We expect GDP growth this year to be stronger than last, but this is supported by government spending rather than private sector activity.
With fiscal tightening widely expected in the Autumn Budget, the Chancellor must focus on restoring confidence by setting aside a larger buffer to reduce policy churn and uncertainty.”
Today’s UK GDP data is bad news for unemployment, warns Professor Costas Milas of the Management School at University of Liverpool.
He explains:
Today’s GDP reading suggests that UK output gap (output relative to trend/equilibrium output) stood at -0.8% in 2025Q3, even worse than the -0.6% figure for 2025Q2. If anything, we are going downhill.
The chart below shows the historical relationship between output gap and unemployment. When output drops below trend, unemployment rises. In my view, unemployment will rise well above 5.0%, which the Bank of England predicts for 2025Q4 and 2026Q1, not least because the Bank has the habit of underestimating unemployment.
Things will get even worse as taxes are predicted to rise in the forthcoming Budget…Not a good day today for the UK economy.

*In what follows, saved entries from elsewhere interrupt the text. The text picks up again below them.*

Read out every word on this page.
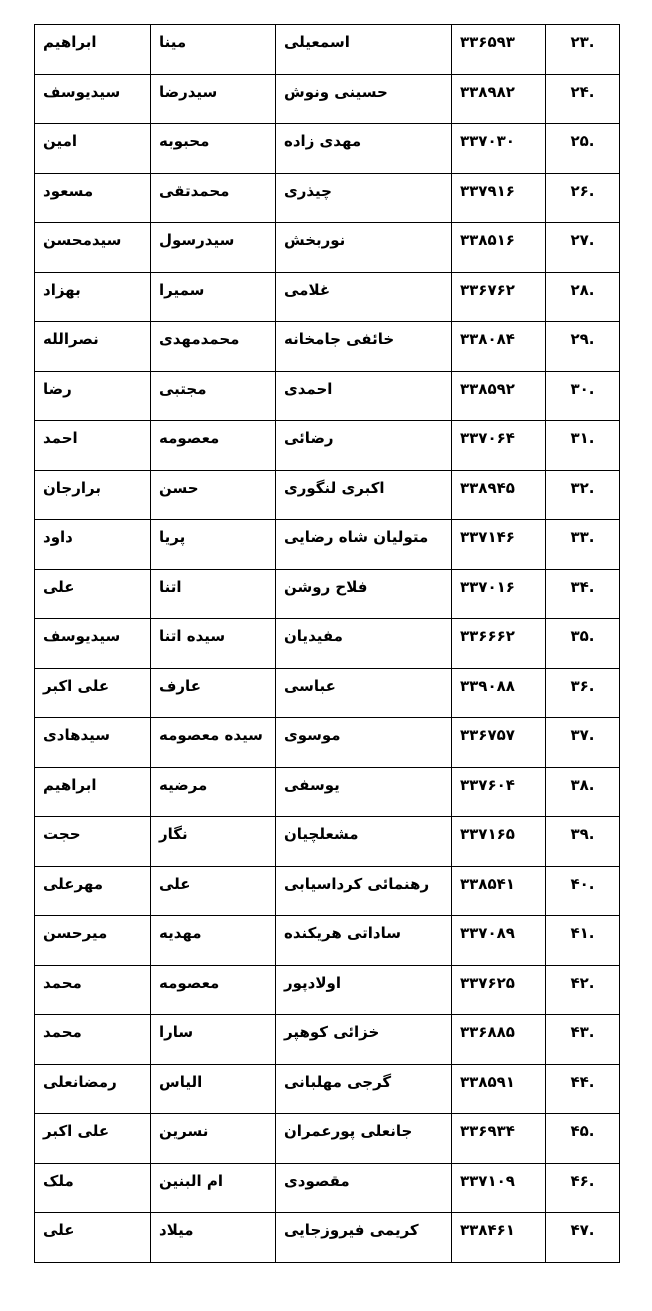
.۲۳	۳۳۶۵۹۳	اسمعیلی	مینا	ابراهیم
.۲۴	۳۳۸۹۸۲	حسینی ونوش	سیدرضا	سیدیوسف
.۲۵	۳۳۷۰۳۰	مهدی زاده	محبوبه	امین
.۲۶	۳۳۷۹۱۶	چیذری	محمدتقی	مسعود
.۲۷	۳۳۸۵۱۶	نوربخش	سیدرسول	سیدمحسن
.۲۸	۳۳۶۷۶۲	غلامی	سمیرا	بهزاد
.۲۹	۳۳۸۰۸۴	خائفی جامخانه	محمدمهدی	نصرالله
.۳۰	۳۳۸۵۹۲	احمدی	مجتبی	رضا
.۳۱	۳۳۷۰۶۴	رضائی	معصومه	احمد
.۳۲	۳۳۸۹۴۵	اکبری لنگوری	حسن	برارجان
.۳۳	۳۳۷۱۴۶	متولیان شاه رضایی	پریا	داود
.۳۴	۳۳۷۰۱۶	فلاح روشن	اتنا	علی
.۳۵	۳۳۶۶۶۲	مفیدیان	سیده اتنا	سیدیوسف
.۳۶	۳۳۹۰۸۸	عباسی	عارف	علی اکبر
.۳۷	۳۳۶۷۵۷	موسوی	سیده معصومه	سیدهادی
.۳۸	۳۳۷۶۰۴	یوسفی	مرضیه	ابراهیم
.۳۹	۳۳۷۱۶۵	مشعلچیان	نگار	حجت
.۴۰	۳۳۸۵۴۱	رهنمائی کرداسیابی	علی	مهرعلی
.۴۱	۳۳۷۰۸۹	ساداتی هریکنده	مهدیه	میرحسن
.۴۲	۳۳۷۶۲۵	اولادپور	معصومه	محمد
.۴۳	۳۳۶۸۸۵	خزائی کوهپر	سارا	محمد
.۴۴	۳۳۸۵۹۱	گرجی مهلبانی	الیاس	رمضانعلی
.۴۵	۳۳۶۹۳۴	جانعلی پورعمران	نسرین	علی اکبر
.۴۶	۳۳۷۱۰۹	مقصودی	ام البنین	ملک
.۴۷	۳۳۸۴۶۱	کریمی فیروزجایی	میلاد	علی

Shadow chancellor Mel Stride has blamed the government’s choices for the “very low” growth in the last quarter.
In a video clip shot this morning, Stride argues:
You put up taxes on businesses, if you spend a lot of money, stoke inflation, keep interest rates higher for longer as a consequence, mound up the national debt, end up paying huge servicing charges on that debt, then this is where, I’m afraid, you end up.
Although the clip is shot in Westminster, it sounds like Stride is giving his views from a performance of theatrical show Stomp, as a stirring percussion soundtrack has been added….
[on his points: interest rates have been cut five times since last summer, and a 6th cut in December may be even more likely now the economy is strugging.]
The UK fell behind France for growth in the last quarter, but did better than some other large European countries.
Both Germany and Italy stagnated in July-September, while France bounced ahead with 0.5% growth in the quarter.
Among oher G7 countries, Canada is estimated to have grown by 0.1% in the quarter.
We don’t yet have Japan’s Q3 growth report, while the US GDP data has been delayed by the government shutdown which finally ended overnight.